I also did not put the “War on Drugs” on the chart but I do wonder if that would help put something like the War on Terror in perspective? According to the Boston Globe, it is now decades old and the results have not been quite what was intended…
Fact: In the three decades since Nixon declared substance abuse a “national emergency,” the United States has focused on curbing supply and demand for illegal drugs. Currently, nearly half a million people in this country are behind bars for drug crimes (mostly trafficking).
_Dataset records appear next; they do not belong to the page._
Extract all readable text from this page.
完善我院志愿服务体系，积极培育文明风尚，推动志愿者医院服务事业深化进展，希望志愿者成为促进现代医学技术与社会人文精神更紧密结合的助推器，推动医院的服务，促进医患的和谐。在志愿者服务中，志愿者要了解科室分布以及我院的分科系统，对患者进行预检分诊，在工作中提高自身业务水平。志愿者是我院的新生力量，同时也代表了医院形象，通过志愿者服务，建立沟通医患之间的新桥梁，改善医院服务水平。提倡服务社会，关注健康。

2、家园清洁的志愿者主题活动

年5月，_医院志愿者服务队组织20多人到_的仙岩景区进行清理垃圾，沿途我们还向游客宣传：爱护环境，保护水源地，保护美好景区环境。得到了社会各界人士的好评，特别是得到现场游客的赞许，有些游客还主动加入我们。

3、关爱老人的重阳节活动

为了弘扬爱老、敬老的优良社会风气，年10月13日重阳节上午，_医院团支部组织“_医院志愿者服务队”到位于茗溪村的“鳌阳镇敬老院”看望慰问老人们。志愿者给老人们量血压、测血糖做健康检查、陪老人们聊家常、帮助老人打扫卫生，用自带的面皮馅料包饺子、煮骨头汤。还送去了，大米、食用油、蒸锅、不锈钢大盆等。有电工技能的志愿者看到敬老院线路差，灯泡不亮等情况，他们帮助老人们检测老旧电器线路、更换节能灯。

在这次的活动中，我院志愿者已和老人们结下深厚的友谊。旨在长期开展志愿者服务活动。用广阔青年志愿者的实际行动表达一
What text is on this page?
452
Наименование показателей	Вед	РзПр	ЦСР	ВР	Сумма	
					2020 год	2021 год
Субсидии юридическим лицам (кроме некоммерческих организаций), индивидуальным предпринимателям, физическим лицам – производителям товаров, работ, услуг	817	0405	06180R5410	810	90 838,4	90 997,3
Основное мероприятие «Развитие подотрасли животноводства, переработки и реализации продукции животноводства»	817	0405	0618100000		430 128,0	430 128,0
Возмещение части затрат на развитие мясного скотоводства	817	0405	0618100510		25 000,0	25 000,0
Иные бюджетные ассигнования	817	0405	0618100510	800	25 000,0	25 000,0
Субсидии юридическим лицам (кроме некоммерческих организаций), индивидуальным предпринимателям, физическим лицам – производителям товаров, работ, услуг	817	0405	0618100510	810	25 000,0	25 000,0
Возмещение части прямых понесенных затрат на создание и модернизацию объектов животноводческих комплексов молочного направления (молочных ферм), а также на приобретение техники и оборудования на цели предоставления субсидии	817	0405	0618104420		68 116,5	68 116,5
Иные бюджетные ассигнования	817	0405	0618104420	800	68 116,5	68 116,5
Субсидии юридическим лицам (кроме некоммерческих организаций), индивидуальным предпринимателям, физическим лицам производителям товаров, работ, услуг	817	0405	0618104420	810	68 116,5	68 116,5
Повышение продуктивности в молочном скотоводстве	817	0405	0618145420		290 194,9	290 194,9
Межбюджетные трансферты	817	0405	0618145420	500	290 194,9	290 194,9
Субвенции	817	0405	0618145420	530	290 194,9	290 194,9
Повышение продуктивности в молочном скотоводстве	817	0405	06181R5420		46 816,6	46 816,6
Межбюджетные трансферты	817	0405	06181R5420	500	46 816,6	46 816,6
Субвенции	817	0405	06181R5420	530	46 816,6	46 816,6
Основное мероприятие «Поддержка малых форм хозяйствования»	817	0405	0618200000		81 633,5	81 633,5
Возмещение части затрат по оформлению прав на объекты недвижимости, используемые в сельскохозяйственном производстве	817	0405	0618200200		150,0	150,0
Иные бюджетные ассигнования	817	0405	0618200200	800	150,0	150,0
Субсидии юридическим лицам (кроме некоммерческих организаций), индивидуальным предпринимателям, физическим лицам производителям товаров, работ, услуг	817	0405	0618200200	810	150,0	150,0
Yet the domestic drug market remains free-flowing. Classic economic theory states that when supply goes down, the price of a commodity goes up and its purity declines. With hard street drugs, the inverse has occurred. They’re dramatically cheaper and purer than they were 25 years ago — suggesting greater supply and easy access. Adjusted for inflation, cocaine prices have dropped by more than half since 1980. A bag of heroin goes for little more than a gallon of gas or a six-pack of water.
Thirty-five years and drugs flow more freely and for less cost? Wonder if anyone has readily available data on the suspected causes of terrorist activity such as displacement, persecution or perhaps fundamentalism. Ah, the definition of terrorism is tricky. Maybe it would be easier to try and quantify the sale of illegal arms relative to the number of terrorist factions, or the supply of small arms and the number of incidents caused by paramilitary groups and militias? I would go with something like this in the CS Monitor, but then again it seems to come right back around to the Iraq War…
In a report to be released next week, US government figures will show that the number of terrorist attacks in the world jumped sharply in 2005, totalling more than 10,000 for the first time. That is almost triple the number of terrorist attacks in 2004 — 3,194. Knight Ridder’s Washington bureau reports that counterterrorism experts say that there are two reasons for the dramatic increase: a broader definition of what consitutes a terrorist attack, and the war in Iraq.
[…]
“Roughly 85 percent of the US citizens who died from terrorism during the year died in Iraq. The figures cover only noncombatants and thus don’t include combat deaths of US, Iraqi and other coalition soldiers.”
Their “broader definition” of terrorism apparently now includes attacks that do not include more than one nationality. In other words McVeigh’s bombing would not have been classified as terrorism under the old rules since he was American and attacking Americans. The CS Monitor article also has some other useful references to defining the War on Terror, however long it has lasted.